Rasna, o Rasenna, vorrebbe, probabilmente, dire “il Popolo della città”. Perché furono gli Etruschi per primi a portare nella penisola italica la città. Intesa come città stato, società urbana, organizzata politicamente. Tutti gli altri, Osci, Umbri, Ausoni, gli stessi primi Latini, vivevano in villaggi. Con un’organizzazione ancora tribale.
Comunque, la nostra giovane Rasna è…bella.
Certo, è bella l’opera dei coroplasta. Raffinato. Chiaramente influenzato da scuole ellenistiche. Ma ha un tocco diverso. Non è greco. I greci inseguivano la bellezza ideale. Ben di rado facevano ritratti. Ed erano, comunque, sempre ritratti fortemente idealizzati. Astratti da ogni realtà concreta.

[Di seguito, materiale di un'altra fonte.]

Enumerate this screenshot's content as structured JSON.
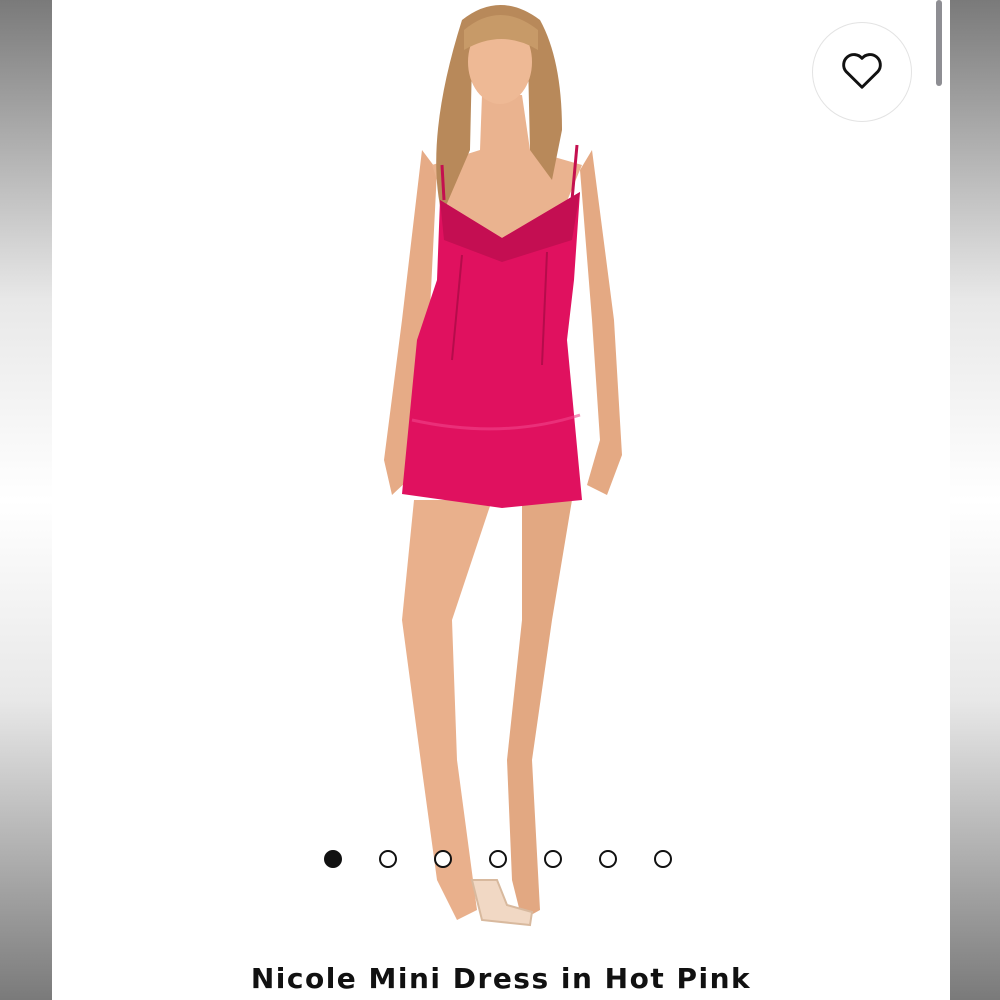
{
  "product": {
    "title": "Nicole Mini Dress in Hot Pink",
    "dress_color": "#E0115F",
    "image_alt": "Model wearing Nicole Mini Dress in Hot Pink"
  },
  "wishlist": {
    "icon": "heart-outline-icon"
  },
  "carousel": {
    "total_slides": 7,
    "active_index": 0
  }
}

Rasna, invece, è reale. Una bellezza reale. Come quelle che, al tempo, probabilmente potevi incontrare per le vie di Chiusi e di Volterra.
I capelli acconciati corti, sotto al velo. Che tutte le donne d’alto ceto portavano. Segno di distinzione, non di sottomissione. I Romani ereditarono l’uso. E poi i bizantini. I Romani d’oriente. L’Islam arabo imparò da loro….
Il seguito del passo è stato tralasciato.